The interaction between biomacromolecules and ligands has attracted great interest because of their biological properties. Calf thymus DNA (ctDNA) can interact with bioactive compounds to form complexes. Here, ctDNA-ligand complexes were studied using fluorescence, absorption, and infrared spectroscopy, circular dichroism, ABTS assay and competitive displacement. The binding constants of bioactive compounds at the intercalative site of ctDNA ranked in order kaempferol > apigenin > quercetin > curcumin > riboflavin, while the binding constants at minor groove sites ranked quercetin > kaempferol > naringenin ~ apigenin > hesperetin > curcumin ~ resveratrol ~ riboflavin > caffeic acid. CtDNA maintained stable B-form with an enhancement of base stacking and a decrease of right-handed helicity in the presence of these bioactive compounds, except for hesperetin and caffeic acid. Bioactive compounds preferentially bound to guanine bases and tended to transfer into a more hydrophobic environment upon complexation with ctDNA. The DNA complexation did not affect the ABTS·⁺ scavenging capacity of quercetin, kaempferol, resveratrol and apigenin but increased the ones of naringenin, caffeic acid, curcumin, hesperetin and riboflavin. The data gathered here should be useful to understand the binding modes of DNA with ligands for their potential application in pharmaceutical and food industries.

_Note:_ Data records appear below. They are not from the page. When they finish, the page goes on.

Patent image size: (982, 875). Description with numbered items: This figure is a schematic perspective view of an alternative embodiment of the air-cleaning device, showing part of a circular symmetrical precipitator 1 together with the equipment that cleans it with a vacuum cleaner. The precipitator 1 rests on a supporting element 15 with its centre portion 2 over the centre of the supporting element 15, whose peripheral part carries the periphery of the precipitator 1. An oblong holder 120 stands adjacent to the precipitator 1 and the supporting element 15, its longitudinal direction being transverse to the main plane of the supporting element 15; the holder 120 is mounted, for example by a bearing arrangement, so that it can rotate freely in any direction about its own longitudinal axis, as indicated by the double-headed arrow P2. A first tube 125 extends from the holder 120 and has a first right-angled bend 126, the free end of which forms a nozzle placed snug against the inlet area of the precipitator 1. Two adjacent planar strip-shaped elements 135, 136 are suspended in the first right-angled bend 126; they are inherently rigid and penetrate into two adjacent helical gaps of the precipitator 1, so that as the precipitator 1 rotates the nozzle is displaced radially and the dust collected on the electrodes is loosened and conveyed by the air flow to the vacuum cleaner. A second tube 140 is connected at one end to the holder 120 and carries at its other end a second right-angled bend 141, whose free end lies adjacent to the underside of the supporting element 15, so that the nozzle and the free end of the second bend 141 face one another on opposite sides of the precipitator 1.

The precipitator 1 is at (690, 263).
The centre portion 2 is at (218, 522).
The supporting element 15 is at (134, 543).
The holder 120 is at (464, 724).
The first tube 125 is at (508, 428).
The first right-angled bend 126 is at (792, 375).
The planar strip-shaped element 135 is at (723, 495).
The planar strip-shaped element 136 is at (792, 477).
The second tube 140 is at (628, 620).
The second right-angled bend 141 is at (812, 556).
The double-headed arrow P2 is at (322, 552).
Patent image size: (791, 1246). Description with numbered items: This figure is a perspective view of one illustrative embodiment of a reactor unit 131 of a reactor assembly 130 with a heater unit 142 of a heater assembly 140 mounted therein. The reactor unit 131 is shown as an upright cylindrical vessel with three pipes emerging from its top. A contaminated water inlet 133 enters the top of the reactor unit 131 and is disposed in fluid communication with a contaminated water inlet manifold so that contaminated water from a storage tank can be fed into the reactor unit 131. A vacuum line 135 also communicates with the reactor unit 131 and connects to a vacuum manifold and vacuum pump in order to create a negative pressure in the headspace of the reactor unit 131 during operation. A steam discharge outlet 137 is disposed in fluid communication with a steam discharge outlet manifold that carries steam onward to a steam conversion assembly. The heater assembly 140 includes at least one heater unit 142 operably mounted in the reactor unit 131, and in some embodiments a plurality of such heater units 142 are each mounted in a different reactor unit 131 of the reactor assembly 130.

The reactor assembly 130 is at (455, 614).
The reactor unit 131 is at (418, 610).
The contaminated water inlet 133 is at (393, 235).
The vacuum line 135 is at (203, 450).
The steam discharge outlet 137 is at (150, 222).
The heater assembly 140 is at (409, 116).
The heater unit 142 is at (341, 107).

生物大分子与配体之间的相互作用由于其生物学特性而引起了极大的兴趣。小牛胸腺DNA（ctDNA）可以与生物活性化合物相互作用形成复合物。在这里，使用荧光，吸收和红外光谱，圆二色性，ABTS分析和竞争置换研究了ctDNA-配体复合物。生物活性化合物在ctDNA插入位点的结合常数按山ka酚>芹菜素>槲皮素>姜黄素>核黄素的顺序排列，而在小沟部位的结合常数按槲皮素>山ka酚>柚皮素〜芹菜素>橙皮素>姜黄素〜白藜芦醇〜核黄素咖啡酸。在含有这些生物活性化合物的情况下，除橙皮素和咖啡酸外，CtDNA保持稳定的B型，增加了碱基堆积，并减少了右旋螺旋度。生物活性化合物优先结合鸟嘌呤碱基，并在与ctDNA络合后倾向于转移到疏水性更高的环境中。DNA络合不影响ABTS·⁺槲皮素，山emp酚，白藜芦醇和芹菜素的清除能力，但增加了柚皮素，咖啡酸，姜黄素，橙皮素和核黄素的清除能力。此处收集的数据应有助于理解DNA与配体的结合模式，以将其潜在地应用于制药和食品行业。